Pendant que les États-Unis forcent ByteDance à céder TikTok à des intérêts locaux et que l’Europe multiplie les règlements pour reprendre le contrôle de son espace numérique, le Canada lui hésite. En novembre dernier, le gouvernement Trudeau a ordonné la dissolution des activités canadiennes de TikTok, citant des risques pour la sécurité nationale. Mais cette décision est aujourd’hui contestée devant les tribunaux par l’entreprise chinoise et l’application demeure accessible à tous. Résultat : TikTok continue d’opérer au pays comme si de rien n’était, avec un algorithme conçu et contrôlé à Pékin. Entre la posture politique et l’absence de résultats concrets, le Canada montre une fois de plus qu’il ne tient pas la barre de son avenir numérique, il se contente de suivre la vague.

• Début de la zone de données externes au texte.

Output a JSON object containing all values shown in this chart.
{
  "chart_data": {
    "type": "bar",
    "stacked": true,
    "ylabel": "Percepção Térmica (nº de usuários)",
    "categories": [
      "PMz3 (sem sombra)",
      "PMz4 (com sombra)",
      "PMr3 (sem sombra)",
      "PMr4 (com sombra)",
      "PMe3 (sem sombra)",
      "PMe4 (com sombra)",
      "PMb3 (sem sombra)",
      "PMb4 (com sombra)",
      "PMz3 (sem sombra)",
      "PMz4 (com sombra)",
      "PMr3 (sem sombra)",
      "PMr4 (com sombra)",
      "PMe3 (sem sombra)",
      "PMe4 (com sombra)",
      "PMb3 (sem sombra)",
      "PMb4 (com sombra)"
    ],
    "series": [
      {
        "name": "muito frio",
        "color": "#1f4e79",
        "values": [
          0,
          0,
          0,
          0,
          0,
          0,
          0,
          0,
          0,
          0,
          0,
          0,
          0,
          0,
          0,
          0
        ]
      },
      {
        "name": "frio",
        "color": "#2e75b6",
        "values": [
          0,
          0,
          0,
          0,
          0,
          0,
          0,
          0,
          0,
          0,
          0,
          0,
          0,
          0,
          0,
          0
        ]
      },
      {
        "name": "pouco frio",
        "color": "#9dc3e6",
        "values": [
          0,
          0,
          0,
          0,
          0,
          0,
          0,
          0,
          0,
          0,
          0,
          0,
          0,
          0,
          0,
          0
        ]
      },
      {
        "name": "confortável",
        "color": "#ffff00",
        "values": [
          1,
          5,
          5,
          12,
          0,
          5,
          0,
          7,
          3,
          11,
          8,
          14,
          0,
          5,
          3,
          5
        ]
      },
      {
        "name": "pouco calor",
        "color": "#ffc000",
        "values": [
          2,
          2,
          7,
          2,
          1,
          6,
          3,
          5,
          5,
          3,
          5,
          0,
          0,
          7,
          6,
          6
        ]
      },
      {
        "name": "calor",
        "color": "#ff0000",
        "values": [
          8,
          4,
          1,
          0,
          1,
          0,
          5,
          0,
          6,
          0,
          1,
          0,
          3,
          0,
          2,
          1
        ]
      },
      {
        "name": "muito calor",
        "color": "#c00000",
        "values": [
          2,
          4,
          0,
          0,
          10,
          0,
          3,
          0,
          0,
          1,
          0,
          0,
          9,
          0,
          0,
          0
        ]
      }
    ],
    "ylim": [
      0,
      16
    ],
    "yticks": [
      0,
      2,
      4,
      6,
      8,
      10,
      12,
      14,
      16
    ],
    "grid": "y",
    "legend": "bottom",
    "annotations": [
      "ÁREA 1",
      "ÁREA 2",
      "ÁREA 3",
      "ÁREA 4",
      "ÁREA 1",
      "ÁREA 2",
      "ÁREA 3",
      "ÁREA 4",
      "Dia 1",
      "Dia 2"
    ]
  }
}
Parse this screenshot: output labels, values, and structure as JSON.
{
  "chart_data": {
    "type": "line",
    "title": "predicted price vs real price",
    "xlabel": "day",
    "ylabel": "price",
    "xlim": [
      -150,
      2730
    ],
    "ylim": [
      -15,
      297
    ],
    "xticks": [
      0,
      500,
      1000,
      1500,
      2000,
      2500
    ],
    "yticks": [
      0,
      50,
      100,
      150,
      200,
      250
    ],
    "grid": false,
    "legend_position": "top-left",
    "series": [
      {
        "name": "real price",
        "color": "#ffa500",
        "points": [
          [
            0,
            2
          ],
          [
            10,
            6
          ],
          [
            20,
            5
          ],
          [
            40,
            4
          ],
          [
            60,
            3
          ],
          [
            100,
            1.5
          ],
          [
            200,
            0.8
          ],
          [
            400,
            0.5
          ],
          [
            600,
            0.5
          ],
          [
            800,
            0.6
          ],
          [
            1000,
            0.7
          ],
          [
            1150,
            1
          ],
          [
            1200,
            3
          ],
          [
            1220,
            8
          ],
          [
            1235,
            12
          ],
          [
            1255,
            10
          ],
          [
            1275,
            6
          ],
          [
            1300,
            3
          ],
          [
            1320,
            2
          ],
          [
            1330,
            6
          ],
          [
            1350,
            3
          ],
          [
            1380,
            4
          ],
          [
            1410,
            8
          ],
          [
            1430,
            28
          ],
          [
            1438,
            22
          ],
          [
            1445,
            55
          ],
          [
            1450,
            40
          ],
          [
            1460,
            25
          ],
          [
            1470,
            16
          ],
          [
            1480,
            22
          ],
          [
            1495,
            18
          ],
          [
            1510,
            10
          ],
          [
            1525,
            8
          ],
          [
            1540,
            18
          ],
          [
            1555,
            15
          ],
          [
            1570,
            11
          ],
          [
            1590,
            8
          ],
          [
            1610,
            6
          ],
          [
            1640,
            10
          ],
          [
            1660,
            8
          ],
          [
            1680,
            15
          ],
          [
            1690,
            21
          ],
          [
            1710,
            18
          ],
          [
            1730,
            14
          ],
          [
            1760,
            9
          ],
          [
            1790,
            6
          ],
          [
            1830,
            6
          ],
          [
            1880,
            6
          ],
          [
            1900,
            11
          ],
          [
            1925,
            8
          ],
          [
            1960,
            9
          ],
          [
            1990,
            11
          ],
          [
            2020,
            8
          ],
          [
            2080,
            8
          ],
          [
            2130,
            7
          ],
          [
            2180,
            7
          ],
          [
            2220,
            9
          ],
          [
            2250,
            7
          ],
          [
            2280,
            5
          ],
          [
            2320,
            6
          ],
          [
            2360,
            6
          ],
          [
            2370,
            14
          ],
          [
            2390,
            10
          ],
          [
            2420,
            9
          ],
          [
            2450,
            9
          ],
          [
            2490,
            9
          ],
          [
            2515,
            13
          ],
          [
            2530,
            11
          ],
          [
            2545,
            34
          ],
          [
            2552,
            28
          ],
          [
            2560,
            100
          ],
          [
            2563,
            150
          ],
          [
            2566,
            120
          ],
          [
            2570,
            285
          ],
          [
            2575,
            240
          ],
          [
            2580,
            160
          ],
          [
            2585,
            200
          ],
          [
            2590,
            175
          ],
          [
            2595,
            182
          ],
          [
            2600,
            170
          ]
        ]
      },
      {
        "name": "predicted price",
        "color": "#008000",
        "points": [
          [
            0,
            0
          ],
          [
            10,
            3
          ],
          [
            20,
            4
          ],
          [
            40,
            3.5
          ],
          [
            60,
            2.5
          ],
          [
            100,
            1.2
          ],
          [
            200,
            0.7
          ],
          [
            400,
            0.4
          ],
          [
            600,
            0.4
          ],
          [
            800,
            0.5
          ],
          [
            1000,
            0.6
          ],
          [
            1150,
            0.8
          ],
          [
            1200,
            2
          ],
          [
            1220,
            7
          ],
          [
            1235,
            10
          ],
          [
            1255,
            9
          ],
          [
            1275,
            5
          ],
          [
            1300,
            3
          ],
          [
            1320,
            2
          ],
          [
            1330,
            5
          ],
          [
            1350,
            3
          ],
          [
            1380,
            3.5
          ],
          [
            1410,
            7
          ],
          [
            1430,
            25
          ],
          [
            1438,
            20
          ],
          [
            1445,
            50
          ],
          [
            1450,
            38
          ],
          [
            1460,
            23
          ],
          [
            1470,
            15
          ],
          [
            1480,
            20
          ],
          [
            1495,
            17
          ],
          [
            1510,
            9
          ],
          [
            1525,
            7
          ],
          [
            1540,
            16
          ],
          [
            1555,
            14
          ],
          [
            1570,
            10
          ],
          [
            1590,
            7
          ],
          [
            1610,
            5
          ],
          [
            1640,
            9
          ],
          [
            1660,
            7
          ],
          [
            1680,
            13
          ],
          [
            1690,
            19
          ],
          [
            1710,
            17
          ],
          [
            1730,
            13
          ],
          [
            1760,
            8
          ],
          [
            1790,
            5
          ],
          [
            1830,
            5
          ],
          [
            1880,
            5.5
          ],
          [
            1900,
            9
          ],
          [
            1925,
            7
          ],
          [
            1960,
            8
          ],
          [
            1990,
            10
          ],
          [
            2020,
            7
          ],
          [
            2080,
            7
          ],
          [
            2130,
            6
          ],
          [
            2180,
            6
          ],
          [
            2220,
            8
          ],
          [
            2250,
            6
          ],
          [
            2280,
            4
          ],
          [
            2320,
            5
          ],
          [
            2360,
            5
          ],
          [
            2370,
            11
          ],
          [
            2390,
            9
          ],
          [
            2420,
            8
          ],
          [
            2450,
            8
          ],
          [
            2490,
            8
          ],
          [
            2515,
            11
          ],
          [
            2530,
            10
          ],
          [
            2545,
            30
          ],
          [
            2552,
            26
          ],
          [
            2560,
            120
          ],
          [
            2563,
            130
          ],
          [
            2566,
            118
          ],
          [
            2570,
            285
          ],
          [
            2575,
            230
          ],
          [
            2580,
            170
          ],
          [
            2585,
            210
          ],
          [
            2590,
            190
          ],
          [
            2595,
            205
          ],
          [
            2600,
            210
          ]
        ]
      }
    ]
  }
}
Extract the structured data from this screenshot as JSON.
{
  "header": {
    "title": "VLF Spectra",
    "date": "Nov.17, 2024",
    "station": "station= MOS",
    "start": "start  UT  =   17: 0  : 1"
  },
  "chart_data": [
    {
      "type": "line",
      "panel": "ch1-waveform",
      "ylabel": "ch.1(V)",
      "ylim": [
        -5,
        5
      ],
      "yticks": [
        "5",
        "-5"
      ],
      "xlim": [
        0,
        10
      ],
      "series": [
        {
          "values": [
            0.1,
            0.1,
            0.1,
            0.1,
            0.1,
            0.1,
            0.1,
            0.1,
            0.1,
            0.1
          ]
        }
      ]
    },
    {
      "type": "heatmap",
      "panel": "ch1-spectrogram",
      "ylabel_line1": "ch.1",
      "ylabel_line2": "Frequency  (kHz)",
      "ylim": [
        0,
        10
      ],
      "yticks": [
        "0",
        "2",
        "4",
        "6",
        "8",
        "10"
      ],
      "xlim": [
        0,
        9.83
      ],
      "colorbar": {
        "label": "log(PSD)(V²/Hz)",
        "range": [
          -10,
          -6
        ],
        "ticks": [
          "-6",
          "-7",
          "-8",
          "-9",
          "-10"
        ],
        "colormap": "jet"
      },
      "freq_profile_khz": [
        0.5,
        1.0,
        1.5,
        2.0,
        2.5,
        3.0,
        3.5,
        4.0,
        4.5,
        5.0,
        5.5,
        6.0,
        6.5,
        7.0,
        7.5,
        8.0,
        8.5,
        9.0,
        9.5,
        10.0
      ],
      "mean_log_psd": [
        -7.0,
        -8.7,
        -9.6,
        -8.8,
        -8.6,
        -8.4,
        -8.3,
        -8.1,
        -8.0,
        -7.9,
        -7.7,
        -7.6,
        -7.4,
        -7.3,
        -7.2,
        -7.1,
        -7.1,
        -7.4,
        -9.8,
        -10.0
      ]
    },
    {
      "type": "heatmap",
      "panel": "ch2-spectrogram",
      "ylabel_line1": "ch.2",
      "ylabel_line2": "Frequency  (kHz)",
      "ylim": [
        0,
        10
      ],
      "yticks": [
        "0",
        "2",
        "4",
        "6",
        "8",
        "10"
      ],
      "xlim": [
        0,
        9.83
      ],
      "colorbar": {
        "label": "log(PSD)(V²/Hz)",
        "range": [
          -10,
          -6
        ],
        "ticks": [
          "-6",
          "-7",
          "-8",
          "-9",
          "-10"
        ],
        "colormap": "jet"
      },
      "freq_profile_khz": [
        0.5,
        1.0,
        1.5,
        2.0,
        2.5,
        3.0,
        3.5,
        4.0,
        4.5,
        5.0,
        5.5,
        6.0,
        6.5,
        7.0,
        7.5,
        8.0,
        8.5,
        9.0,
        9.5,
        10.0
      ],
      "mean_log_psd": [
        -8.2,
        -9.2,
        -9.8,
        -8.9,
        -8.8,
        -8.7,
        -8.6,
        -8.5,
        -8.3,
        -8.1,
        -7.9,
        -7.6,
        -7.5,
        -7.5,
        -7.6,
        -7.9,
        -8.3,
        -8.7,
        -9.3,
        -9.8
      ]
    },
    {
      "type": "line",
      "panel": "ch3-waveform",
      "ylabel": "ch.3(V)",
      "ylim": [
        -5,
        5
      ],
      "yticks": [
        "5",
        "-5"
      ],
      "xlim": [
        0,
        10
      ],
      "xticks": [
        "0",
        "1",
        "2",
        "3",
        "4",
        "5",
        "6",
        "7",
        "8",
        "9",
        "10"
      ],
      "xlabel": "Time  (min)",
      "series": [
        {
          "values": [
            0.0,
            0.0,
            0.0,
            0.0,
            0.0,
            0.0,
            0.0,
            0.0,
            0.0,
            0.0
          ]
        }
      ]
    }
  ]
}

Alors que la Cour suprême des États-Unis a confirmé une loi fédérale interdisant TikTok à moins que ByteDance ne vende l’application, Ottawa n’a rien de comparable à offrir. Aucune loi, aucune stratégie claire, aucune vision ne permet de dire comment le Canada entend gérer ses propres dépendances numériques. On se contente d’interdictions symboliques, comme bannir l’application des téléphones fournis aux employés fédéraux, pendant que les citoyennes et citoyens continuent d’y accéder librement. Le contraste est frappant. D’un côté, Washington impose un cadre coercitif qui redessine la gouvernance de l’application. De l’autre, le Canada se contente d’une mesure cosmétique qui n’a aucun effet sur l’algorithme, les données ni la souveraineté numérique du pays.
Si ByteDance venait à céder TikTok USA et que la nouvelle entité américaine élargissait son influence au Canada, nos utilisateurs tomberaient alors sous la coupe de propriétaires choisis par Donald Trump et ses alliés. Est-ce que ce serait pour le meilleur ou pour le pire? La réponse se trouve peut-être déjà sous nos yeux. On n’a qu’à observer la prolifération de la haine et de la désinformation sur X, Facebook ou YouTube, des plateformes où la droite américaine a transformé la liberté d’expression en machine à propagande. Confier à ce même réseau d’investisseurs le soin de calibrer ce que verront les jeunes Canadiens sur leur fil TikTok, c’est accepter que notre espace numérique devienne une extension idéologique du trumpisme.
Le problème dépasse TikTok. Les géants du web contrôlent la quasi-totalité de l’écosystème numérique canadien. Malgré les lois entourant la protection des données, les gouvernements, entreprises et particuliers d’ici ne seront jamais entièrement à l’abri. Advenant un conflit avec nos voisins du Sud, rien n’empêcherait un gouvernement aux tendances autoritaires d’exiger l’accès aux données canadiennes, voire de couper le signal. Une bonne partie de nos infrastructures critiques repose déjà sur des services infonuagiques américains. Cela nous expose à un risque systémique : celui de voir nos communications, nos données et nos outils paralysés du jour au lendemain par des décisions qui nous échappent complètement.
Ce n’est sans doute qu’une question de temps avant que ByteDance USA, sous pression politique et judiciaire, ne passe complètement sous le contrôle américain. Le mouvement est déjà amorcé et Washington a les moyens de l’imposer. Pour l’instant toutefois, les utilisateurs canadiens demeurent liés à la maison mère en Chine. Ce statu quo ne change rien au problème de fond : notre espace numérique est toujours dépendant de décisions prises ailleurs, que ce soit à Pékin ou à Washington. Tant que le Canada n’aura pas développé une stratégie réelle de souveraineté numérique, nous resterons spectateurs d’un affrontement entre superpuissances qui décident à notre place du contenu que nous consommons et de l’avenir de nos plateformes.